No Brasil, os últimos dez anos não foram fáceis. Houve desaceleração econômica, recessão, aumento do desemprego, maior precarização das relações de trabalho, queima de inúmeros pequenos capitais, lawfare, um problemático impeachment presidencial, ascensão da extrema direita ao poder, ressurgimento da fome e a infeliz gestão das múltiplas crises geradas pela pandemia de COVID-19. No campo estritamente econômico, a crise já dura quase uma década, a mais longa da história republicana do país, e a renda per capita ainda é menor do que a observada em 2014.
A mudança de governo, em 2023, iniciou com outro projeto para o Brasil. Há, todavia, angustiantes sombras se acumulando a fazer temer pelo futuro. De outro modo, as projeções de cenários disponíveis destacam ameaças cuja origem não está na inflação, no déficit ou na dívida pública, mas em algo semelhante a … sabotagem. Na verdade, a economia nem precisaria compor a lista de causas dos problemas que se avizinham, mas a ação deliberada de algumas instituições pode, em breve, transformá-la no monstro de uma nova recessão.

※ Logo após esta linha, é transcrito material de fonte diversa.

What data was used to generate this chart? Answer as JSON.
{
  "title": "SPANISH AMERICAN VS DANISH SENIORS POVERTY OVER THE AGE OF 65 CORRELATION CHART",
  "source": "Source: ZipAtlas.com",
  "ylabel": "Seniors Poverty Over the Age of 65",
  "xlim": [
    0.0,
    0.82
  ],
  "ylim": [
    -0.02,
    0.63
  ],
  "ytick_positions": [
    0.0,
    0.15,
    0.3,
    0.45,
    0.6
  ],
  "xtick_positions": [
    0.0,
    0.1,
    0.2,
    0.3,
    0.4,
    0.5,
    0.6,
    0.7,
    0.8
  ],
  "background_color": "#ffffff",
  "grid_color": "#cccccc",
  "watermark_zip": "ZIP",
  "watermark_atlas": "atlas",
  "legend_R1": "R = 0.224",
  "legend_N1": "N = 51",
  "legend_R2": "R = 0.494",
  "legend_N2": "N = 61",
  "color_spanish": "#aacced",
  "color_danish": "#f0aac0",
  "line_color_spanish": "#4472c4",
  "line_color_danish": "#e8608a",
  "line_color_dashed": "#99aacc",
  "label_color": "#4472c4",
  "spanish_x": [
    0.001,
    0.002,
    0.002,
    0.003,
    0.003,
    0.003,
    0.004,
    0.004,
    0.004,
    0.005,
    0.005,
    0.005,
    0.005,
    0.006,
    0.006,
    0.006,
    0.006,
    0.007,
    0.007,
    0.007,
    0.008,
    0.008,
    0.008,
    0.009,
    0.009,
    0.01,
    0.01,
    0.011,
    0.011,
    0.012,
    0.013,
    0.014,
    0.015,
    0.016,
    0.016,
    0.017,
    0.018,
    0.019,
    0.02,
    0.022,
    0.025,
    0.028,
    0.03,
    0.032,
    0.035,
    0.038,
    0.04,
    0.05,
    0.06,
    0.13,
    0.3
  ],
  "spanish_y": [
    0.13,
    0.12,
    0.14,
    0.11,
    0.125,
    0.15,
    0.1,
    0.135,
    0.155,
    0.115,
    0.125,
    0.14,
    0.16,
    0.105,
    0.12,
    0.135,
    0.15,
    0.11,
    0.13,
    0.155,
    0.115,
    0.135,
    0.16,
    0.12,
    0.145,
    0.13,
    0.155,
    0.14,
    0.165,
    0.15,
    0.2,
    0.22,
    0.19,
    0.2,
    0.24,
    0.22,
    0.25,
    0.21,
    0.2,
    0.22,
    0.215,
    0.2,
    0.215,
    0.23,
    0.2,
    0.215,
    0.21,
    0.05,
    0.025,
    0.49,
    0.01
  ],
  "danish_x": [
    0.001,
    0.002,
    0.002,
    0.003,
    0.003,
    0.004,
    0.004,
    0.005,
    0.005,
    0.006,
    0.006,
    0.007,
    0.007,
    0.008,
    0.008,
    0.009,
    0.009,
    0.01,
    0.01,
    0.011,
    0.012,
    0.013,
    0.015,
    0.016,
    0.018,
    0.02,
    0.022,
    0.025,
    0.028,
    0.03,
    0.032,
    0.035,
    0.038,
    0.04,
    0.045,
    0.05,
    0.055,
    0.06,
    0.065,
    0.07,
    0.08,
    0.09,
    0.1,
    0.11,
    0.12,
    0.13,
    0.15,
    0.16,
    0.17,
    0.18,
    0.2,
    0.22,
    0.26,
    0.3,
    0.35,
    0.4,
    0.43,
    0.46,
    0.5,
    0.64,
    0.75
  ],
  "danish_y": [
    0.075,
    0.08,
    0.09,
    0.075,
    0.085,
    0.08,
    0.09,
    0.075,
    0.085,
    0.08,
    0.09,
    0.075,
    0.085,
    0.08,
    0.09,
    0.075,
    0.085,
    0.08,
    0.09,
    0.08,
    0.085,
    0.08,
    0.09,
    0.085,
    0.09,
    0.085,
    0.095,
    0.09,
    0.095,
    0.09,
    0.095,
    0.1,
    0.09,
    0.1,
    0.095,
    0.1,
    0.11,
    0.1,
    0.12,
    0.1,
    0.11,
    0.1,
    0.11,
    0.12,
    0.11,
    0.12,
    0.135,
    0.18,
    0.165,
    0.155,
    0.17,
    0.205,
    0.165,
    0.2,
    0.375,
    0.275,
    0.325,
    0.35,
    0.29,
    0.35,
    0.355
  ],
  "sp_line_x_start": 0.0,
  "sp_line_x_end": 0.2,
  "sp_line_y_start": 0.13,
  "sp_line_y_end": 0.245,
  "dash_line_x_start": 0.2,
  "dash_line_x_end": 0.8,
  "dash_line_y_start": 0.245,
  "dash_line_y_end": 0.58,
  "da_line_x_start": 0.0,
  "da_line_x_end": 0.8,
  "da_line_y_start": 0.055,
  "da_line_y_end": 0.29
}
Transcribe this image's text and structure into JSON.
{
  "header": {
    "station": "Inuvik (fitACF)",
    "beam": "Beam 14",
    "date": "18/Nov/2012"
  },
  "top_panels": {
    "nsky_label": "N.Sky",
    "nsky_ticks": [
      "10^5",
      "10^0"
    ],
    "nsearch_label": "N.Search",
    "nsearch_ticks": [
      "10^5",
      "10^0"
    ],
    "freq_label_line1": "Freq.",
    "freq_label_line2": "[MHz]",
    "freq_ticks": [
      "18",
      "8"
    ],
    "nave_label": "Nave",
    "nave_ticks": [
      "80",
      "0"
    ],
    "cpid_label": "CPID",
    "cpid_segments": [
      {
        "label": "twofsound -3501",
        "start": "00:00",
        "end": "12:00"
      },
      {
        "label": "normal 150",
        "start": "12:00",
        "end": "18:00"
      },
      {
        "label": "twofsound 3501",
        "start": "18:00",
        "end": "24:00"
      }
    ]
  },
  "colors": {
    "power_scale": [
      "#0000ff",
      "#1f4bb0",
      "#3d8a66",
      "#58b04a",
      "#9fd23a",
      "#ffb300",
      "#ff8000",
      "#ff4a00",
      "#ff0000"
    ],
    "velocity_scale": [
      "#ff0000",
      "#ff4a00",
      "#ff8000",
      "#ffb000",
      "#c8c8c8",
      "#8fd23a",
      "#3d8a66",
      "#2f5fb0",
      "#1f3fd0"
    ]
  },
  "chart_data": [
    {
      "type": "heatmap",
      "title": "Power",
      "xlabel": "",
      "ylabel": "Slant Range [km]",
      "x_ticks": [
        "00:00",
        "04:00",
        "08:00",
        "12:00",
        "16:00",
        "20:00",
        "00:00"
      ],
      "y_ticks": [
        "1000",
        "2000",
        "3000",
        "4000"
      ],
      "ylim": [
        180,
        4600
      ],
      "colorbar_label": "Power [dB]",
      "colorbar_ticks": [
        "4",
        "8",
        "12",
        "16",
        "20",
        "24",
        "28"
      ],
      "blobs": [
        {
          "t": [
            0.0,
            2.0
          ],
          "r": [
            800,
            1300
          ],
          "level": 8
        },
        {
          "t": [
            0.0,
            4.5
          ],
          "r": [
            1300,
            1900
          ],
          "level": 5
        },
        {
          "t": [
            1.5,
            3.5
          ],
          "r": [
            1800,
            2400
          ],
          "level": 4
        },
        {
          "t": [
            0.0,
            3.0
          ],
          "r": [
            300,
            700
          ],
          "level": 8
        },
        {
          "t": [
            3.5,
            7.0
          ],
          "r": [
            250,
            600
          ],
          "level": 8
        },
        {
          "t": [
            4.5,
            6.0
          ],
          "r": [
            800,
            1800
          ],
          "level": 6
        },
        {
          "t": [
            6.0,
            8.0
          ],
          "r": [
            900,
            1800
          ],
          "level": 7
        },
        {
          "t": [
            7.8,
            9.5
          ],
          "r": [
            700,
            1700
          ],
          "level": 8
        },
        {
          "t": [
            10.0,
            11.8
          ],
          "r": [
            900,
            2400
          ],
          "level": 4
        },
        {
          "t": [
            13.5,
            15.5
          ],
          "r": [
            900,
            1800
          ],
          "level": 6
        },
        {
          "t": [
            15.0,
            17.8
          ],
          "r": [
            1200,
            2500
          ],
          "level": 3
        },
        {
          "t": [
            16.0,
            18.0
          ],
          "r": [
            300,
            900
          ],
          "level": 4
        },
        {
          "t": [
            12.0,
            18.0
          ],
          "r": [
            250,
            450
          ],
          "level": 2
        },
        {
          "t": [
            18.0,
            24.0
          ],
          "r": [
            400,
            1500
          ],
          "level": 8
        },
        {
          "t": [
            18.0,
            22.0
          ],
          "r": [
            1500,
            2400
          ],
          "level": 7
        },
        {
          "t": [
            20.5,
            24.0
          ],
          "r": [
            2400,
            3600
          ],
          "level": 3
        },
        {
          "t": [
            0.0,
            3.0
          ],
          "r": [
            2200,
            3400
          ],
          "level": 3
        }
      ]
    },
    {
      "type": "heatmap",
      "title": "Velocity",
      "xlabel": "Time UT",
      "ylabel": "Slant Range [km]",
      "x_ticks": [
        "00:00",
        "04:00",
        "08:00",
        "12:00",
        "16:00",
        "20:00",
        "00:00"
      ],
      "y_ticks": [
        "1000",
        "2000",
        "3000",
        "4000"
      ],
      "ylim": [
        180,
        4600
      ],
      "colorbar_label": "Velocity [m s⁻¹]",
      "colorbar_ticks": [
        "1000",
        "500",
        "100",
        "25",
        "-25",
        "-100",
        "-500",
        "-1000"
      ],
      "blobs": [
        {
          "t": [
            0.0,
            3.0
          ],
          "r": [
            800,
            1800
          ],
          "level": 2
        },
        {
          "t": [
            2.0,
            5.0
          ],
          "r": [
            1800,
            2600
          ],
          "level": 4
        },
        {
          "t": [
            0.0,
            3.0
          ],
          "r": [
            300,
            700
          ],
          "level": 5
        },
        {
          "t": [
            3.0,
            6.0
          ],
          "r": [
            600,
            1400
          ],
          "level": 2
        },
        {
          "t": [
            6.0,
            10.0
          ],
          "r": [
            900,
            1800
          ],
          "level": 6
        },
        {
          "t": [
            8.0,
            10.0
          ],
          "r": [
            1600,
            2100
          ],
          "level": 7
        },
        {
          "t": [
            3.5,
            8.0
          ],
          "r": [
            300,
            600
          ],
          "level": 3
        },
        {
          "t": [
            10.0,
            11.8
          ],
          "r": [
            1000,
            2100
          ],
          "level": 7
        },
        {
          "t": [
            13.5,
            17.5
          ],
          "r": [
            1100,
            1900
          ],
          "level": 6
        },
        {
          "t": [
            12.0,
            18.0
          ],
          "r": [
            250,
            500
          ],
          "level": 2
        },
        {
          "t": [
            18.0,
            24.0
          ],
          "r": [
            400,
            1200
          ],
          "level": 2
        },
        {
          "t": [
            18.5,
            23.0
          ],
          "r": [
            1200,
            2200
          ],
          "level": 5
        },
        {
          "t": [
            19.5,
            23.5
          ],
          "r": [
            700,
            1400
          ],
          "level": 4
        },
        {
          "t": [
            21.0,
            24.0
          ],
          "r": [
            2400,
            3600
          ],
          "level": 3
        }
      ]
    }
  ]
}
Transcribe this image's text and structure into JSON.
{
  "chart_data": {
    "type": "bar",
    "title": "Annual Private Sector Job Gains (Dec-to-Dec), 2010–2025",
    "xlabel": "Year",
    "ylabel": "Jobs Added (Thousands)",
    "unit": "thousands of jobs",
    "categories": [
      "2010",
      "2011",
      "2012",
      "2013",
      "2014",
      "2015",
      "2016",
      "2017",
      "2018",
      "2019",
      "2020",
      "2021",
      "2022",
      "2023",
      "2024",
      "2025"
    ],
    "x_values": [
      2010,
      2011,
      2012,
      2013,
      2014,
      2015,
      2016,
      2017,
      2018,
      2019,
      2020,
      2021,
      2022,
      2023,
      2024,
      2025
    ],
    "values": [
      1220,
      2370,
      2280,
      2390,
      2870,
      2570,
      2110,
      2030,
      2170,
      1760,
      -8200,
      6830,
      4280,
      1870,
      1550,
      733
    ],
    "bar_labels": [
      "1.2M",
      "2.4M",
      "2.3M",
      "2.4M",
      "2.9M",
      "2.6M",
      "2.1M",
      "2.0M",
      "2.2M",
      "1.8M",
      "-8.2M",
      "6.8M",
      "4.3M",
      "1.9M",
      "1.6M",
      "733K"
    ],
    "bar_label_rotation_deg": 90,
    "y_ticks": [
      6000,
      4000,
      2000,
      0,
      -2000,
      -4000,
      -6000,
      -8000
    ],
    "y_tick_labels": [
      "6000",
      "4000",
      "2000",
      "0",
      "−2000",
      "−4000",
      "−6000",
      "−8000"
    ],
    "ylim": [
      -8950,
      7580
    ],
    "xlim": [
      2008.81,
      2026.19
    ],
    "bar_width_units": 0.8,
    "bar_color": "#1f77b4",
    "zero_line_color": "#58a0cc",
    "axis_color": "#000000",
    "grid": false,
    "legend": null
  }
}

A recessão, em si, não é uma novidade no país, mas o momento político é propício a aventuras ditatoriais e mesmo neofascistas, sempre desejadas por grupos sociais identificáveis. É importante e necessário, por isso, responder três perguntas para superar os perigos que envolvem o futuro pátrio: (a) por que, hoje, ao contrário do passado, a economia não é a maior ameaça? (b) por que a política mostra, atualmente, ser o maior perigo? e (c) como é possível contornar os várias riscos e voltar a esperançar um futuro digno aos brasileiros?
Em primeiro lugar, é preciso reconhecer as ameaças. Os números negam, mas o dedo acusador da fé liberal insiste em apontar fantasmas como causadores dos problemas nacionais. É obrigatório, então, afirmar: a crise que se desenha não é fiscal. Mesmo em termos do modelo econômico liberal, é preciso destacar que o governo encerrado em dezembro de 2022 concluiu o ano com um superávit primário de R$ 57,1 bilhões, descumprindo, porém, obrigações legais e morais para com os mais pobres.
O balanço fiscal, aliás, já mostrava tendência de recuperação desde 2017, sustentado, em grande medida, no corte de gastos. Mesmo a dívida líquida do setor público (DLSP), longe de apresentar trajetória explosiva, exceto pelo ano atípico de 2020, mostrou estabilidade em torno de 74% do PIB desde 2017. O salto para quase 87%, em 2020, no auge da pandemia de COVID-19, foi reduzida para 73,5% em 2022 (IPEA, 2023). Mesmo algum receio sobre o possível viés gastador do novo governo não considera o desempenho das contas públicas nos governos Lula 1 e 2 e, portanto, parece equivocado se o passado for tomado como informação relevante.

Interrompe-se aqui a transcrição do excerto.